The motivation for the attack was not immediately known, but Baltimore County Executive James T. Smith Jr. told WBAL-TV that it was a "street crime that happened on school grounds." The shooting occurred after the basketball game, which was organized by a state lawmaker and attended by about 300 students.

Toohey said the lawmaker did not appear to be the target of the shooting.

"It's a shame that a random act of violence by people gives the school a bad image," said Delegate Robert Zirkin, who organized the event raise money for scholarships.

A security camera was pointed at the area of the shooting, but it was not working, Toohey said.

Anxious parents waited outside the school, blocked from entering by police tape. Deborah Lee of Randallstown said she was waiting for her daughter, Sarah, to finish talking with investigators.

She said the 16-year-old junior had attended the game, then called to tell her mom the game was over and it was time to pick her up. Shortly afterward, Sarah called back to say people had been shot.

A woman who answered the telephone at the school's main office said school officials could not comment because "clearly, they are trying to contact families." She would not identify herself or her position.

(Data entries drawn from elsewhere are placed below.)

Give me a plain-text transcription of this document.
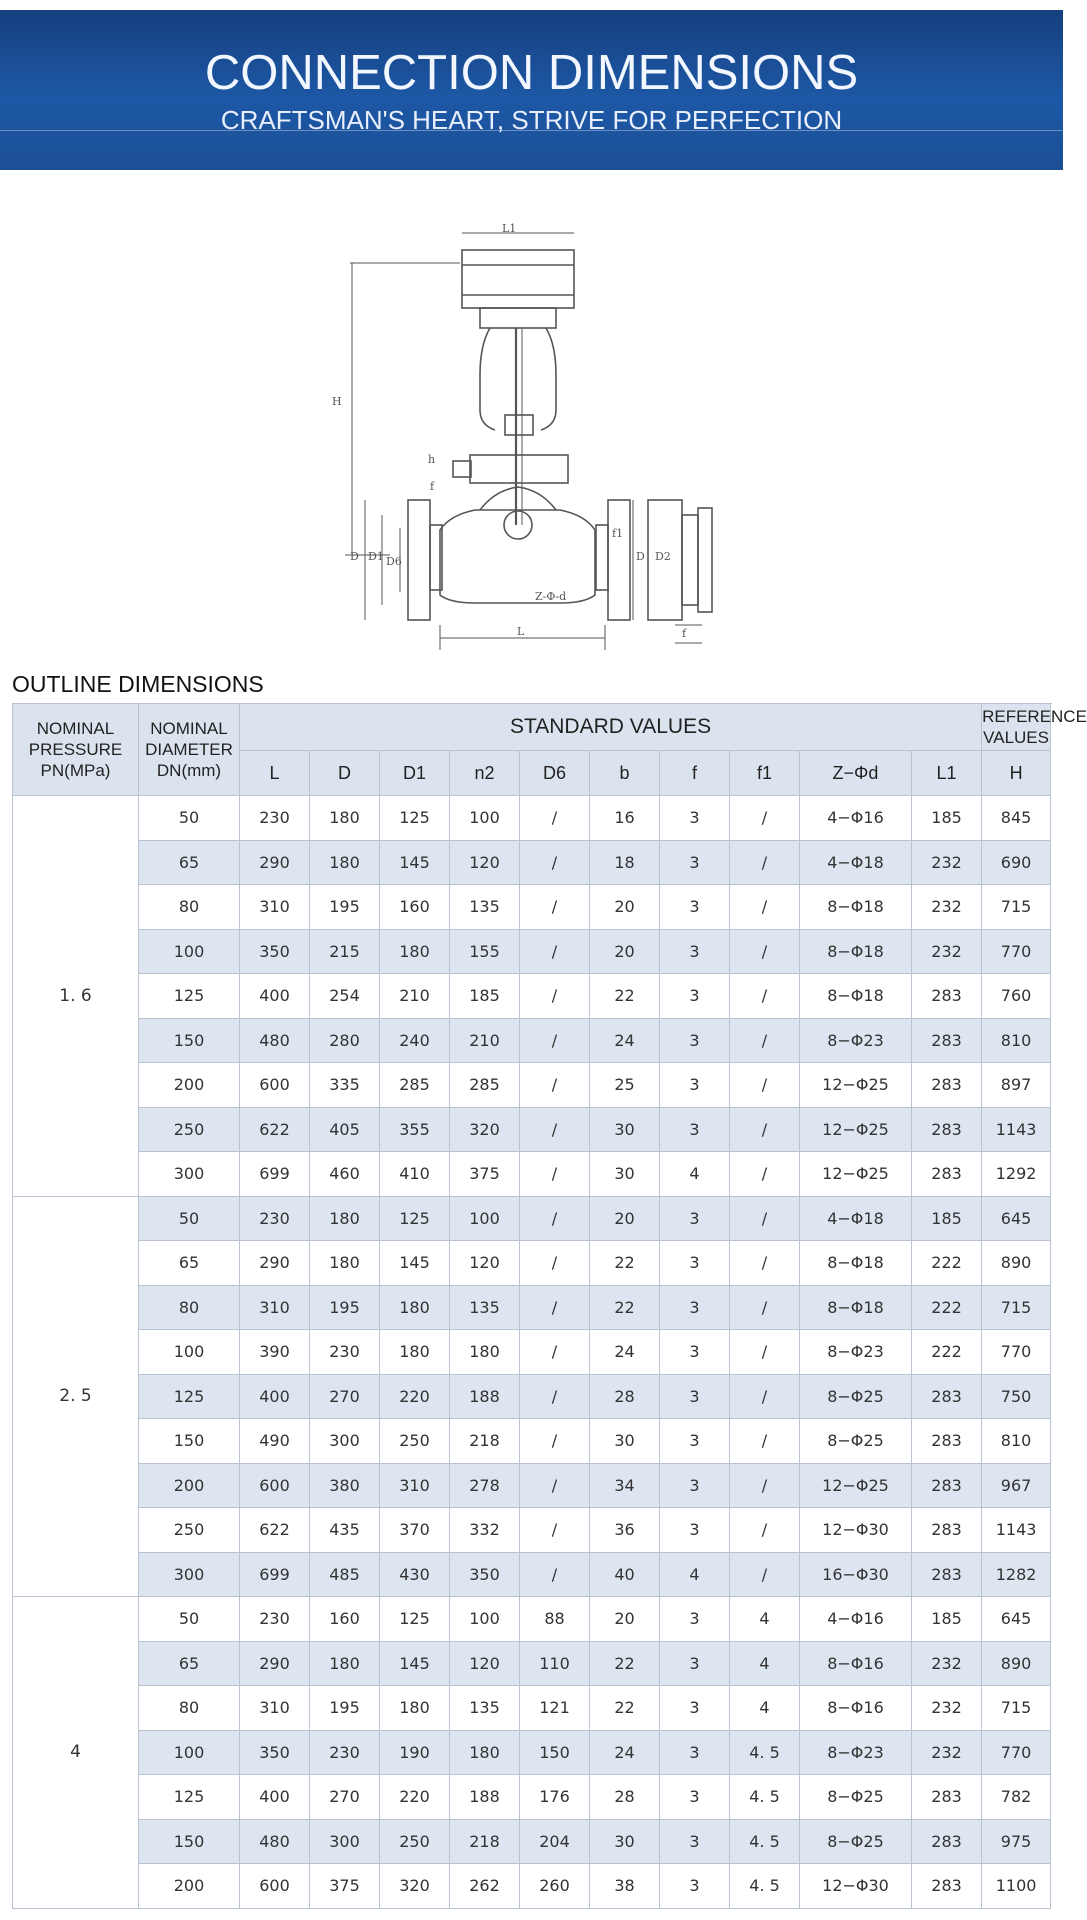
CONNECTION DIMENSIONS
CRAFTSMAN'S HEART, STRIVE FOR PERFECTION
L1
H
h
f
f1
D D1 D6
Z-Φ-d
L
D D2
f
OUTLINE DIMENSIONS
NOMINAL PRESSURE PN(MPa)	NOMINAL DIAMETER DN(mm)	STANDARD VALUES										REFERENCE VALUES
		L	D	D1	n2	D6	b	f	f1	Z−Φd	L1	H
1. 6	50	230	180	125	100	/	16	3	/	4−Φ16	185	845
	65	290	180	145	120	/	18	3	/	4−Φ18	232	690
	80	310	195	160	135	/	20	3	/	8−Φ18	232	715
	100	350	215	180	155	/	20	3	/	8−Φ18	232	770
	125	400	254	210	185	/	22	3	/	8−Φ18	283	760
	150	480	280	240	210	/	24	3	/	8−Φ23	283	810
	200	600	335	285	285	/	25	3	/	12−Φ25	283	897
	250	622	405	355	320	/	30	3	/	12−Φ25	283	1143
	300	699	460	410	375	/	30	4	/	12−Φ25	283	1292
2. 5	50	230	180	125	100	/	20	3	/	4−Φ18	185	645
	65	290	180	145	120	/	22	3	/	8−Φ18	222	890
	80	310	195	180	135	/	22	3	/	8−Φ18	222	715
	100	390	230	180	180	/	24	3	/	8−Φ23	222	770
	125	400	270	220	188	/	28	3	/	8−Φ25	283	750
	150	490	300	250	218	/	30	3	/	8−Φ25	283	810
	200	600	380	310	278	/	34	3	/	12−Φ25	283	967
	250	622	435	370	332	/	36	3	/	12−Φ30	283	1143
	300	699	485	430	350	/	40	4	/	16−Φ30	283	1282
4	50	230	160	125	100	88	20	3	4	4−Φ16	185	645
	65	290	180	145	120	110	22	3	4	8−Φ16	232	890
	80	310	195	180	135	121	22	3	4	8−Φ16	232	715
	100	350	230	190	180	150	24	3	4. 5	8−Φ23	232	770
	125	400	270	220	188	176	28	3	4. 5	8−Φ25	283	782
	150	480	300	250	218	204	30	3	4. 5	8−Φ25	283	975
	200	600	375	320	262	260	38	3	4. 5	12−Φ30	283	1100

Randallstown High School is located in northwest Baltimore County, about 10 miles from Baltimore. It has 1,700 students and a staff of 115, according to the Baltimore County public schools Web site.

The school is across the street from a suburban development of homes with two-car garages and nice lawns. It is about a mile off an old country road that has become a busy commuter thoroughfare linking residential developments with the city of Baltimore.